We are fortunate enough to have 6 PAC's in our district. Originally built 3 in order to provide a quality space for HS events, but also to serve the community with an affordable venue for seminars, meetings, performances, dance recitals, etc. Prior to their construction the main option was the local union roadhouse which was cost-prohibitive for the majority of the local clientele. All of the venues are the same basic footprint and all have one full-time TD/Manager. We support the school primarily, but fund our consumables and tech upgrades through public rentals. It's a bit lopsided in terms of rental income since the locations of the venues are sometimes prohibitive for certain types of events (e.g. some are in residential areas, not near highways, etc). 

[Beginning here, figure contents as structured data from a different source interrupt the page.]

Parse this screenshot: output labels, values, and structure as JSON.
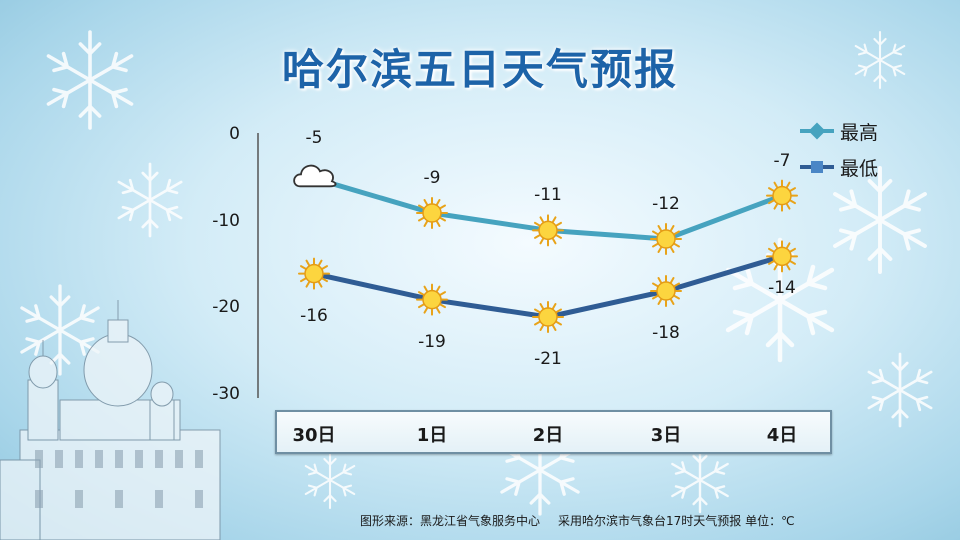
{
  "title": "哈尔滨五日天气预报",
  "legend": {
    "high": "最高",
    "low": "最低"
  },
  "footer": {
    "source": "图形来源：黑龙江省气象服务中心",
    "note": "采用哈尔滨市气象台17时天气预报 单位：℃"
  },
  "colors": {
    "high": "#46a3bf",
    "low": "#2f5c94",
    "title": "#1d63a8"
  },
  "chart_data": {
    "type": "line",
    "categories": [
      "30日",
      "1日",
      "2日",
      "3日",
      "4日"
    ],
    "series": [
      {
        "name": "最高",
        "values": [
          -5,
          -9,
          -11,
          -12,
          -7
        ],
        "icons": [
          "cloudy-icon",
          "sunny-icon",
          "sunny-icon",
          "sunny-icon",
          "sunny-icon"
        ]
      },
      {
        "name": "最低",
        "values": [
          -16,
          -19,
          -21,
          -18,
          -14
        ],
        "icons": [
          "sunny-icon",
          "sunny-icon",
          "sunny-icon",
          "sunny-icon",
          "sunny-icon"
        ]
      }
    ],
    "yticks": [
      0,
      -10,
      -20,
      -30
    ],
    "ylim": [
      -30,
      0
    ]
  }
}
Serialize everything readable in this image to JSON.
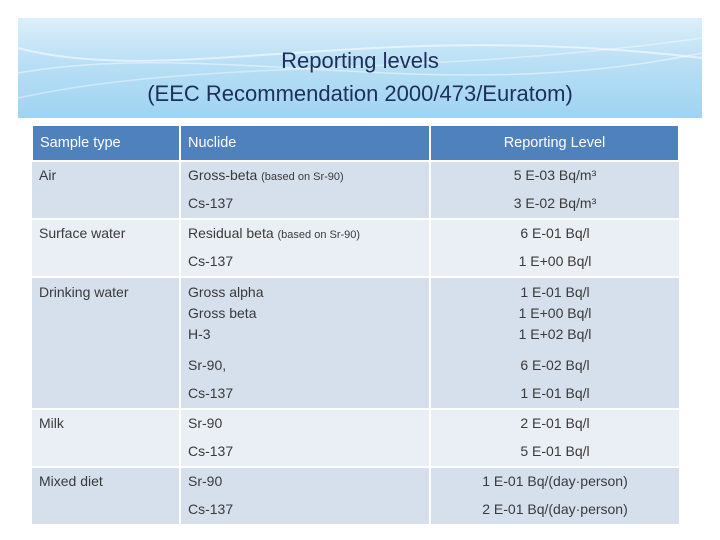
{
  "title": {
    "line1": "Reporting levels",
    "line2": "(EEC  Recommendation 2000/473/Euratom)"
  },
  "table": {
    "headers": [
      "Sample type",
      "Nuclide",
      "Reporting Level"
    ],
    "groups": [
      {
        "sample": "Air",
        "rows": [
          {
            "nuclide": "Gross-beta",
            "note": "(based on Sr-90)",
            "level": "5 E-03 Bq/m³"
          },
          {
            "nuclide": "Cs-137",
            "note": "",
            "level": "3 E-02 Bq/m³"
          }
        ]
      },
      {
        "sample": "Surface water",
        "rows": [
          {
            "nuclide": "Residual beta",
            "note": "(based on Sr-90)",
            "level": "6 E-01 Bq/l"
          },
          {
            "nuclide": "Cs-137",
            "note": "",
            "level": "1 E+00 Bq/l"
          }
        ]
      },
      {
        "sample": "Drinking water",
        "rows": [
          {
            "nuclide": "Gross alpha",
            "note": "",
            "level": "1 E-01 Bq/l"
          },
          {
            "nuclide": "Gross beta",
            "note": "",
            "level": "1 E+00 Bq/l"
          },
          {
            "nuclide": "H-3",
            "note": "",
            "level": "1 E+02 Bq/l"
          },
          {
            "nuclide": "Sr-90,",
            "note": "",
            "level": "6 E-02 Bq/l"
          },
          {
            "nuclide": "Cs-137",
            "note": "",
            "level": "1 E-01 Bq/l"
          }
        ]
      },
      {
        "sample": "Milk",
        "rows": [
          {
            "nuclide": "Sr-90",
            "note": "",
            "level": "2 E-01 Bq/l"
          },
          {
            "nuclide": "Cs-137",
            "note": "",
            "level": "5 E-01 Bq/l"
          }
        ]
      },
      {
        "sample": "Mixed diet",
        "rows": [
          {
            "nuclide": "Sr-90",
            "note": "",
            "level": "1 E-01 Bq/(day·person)"
          },
          {
            "nuclide": "Cs-137",
            "note": "",
            "level": "2 E-01 Bq/(day·person)"
          }
        ]
      }
    ]
  }
}
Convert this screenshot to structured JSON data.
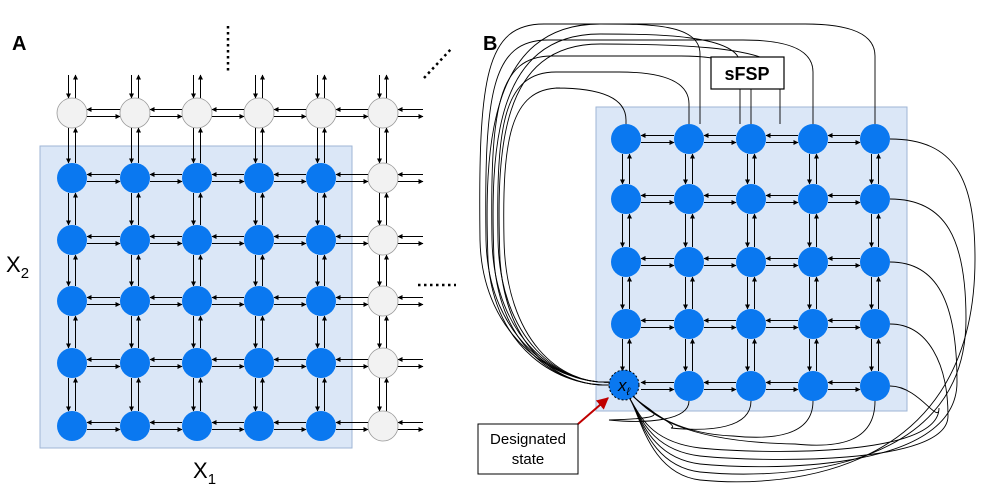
{
  "panel_a": {
    "letter": "A",
    "x_axis_label": "X",
    "x_axis_sub": "1",
    "y_axis_label": "X",
    "y_axis_sub": "2",
    "grid_cols": 6,
    "grid_rows": 6,
    "highlighted_cols": 5,
    "highlighted_rows": 5,
    "continuation_marks": [
      "vertical-dots",
      "diagonal-dots",
      "horizontal-dots"
    ]
  },
  "panel_b": {
    "letter": "B",
    "box_label": "sFSP",
    "grid_cols": 5,
    "grid_rows": 5,
    "designated_node_label": "x",
    "designated_node_sub": "ℓ",
    "callout_line1": "Designated",
    "callout_line2": "state"
  },
  "colors": {
    "node_blue": "#0a78f0",
    "node_gray": "#f2f2f2",
    "region_fill": "#dbe7f7",
    "region_stroke": "#9fb6d6",
    "callout_arrow": "#c00000"
  }
}
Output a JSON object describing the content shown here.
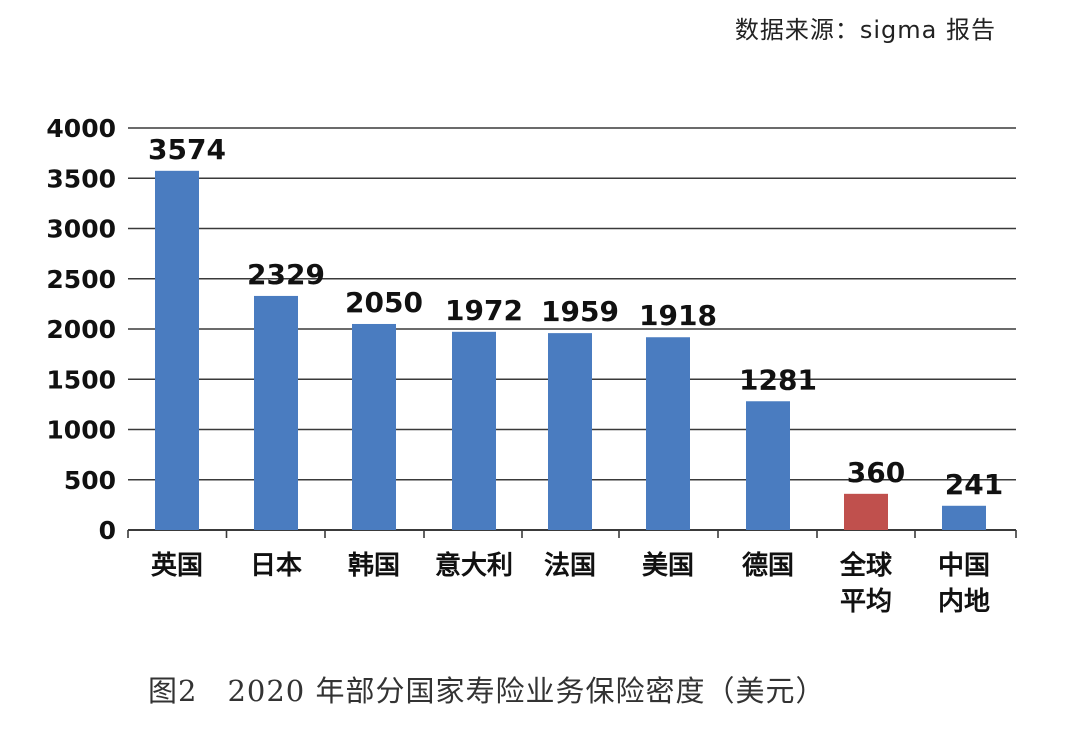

The school district supports these buildings with maintenance of HVAC, fire safety, major electrical, plumbing, etc. There is a bit of debate governing the maintenance of our fly systems and we're sort of in the midst of a detente of sorts, but I would be interested to hear how other schools handle this part of the system. Our rental income simply can't handle inspections and repairs, and our argument is that it is part of the building and an expectation of our clients that this equipment is functional and safely maintained.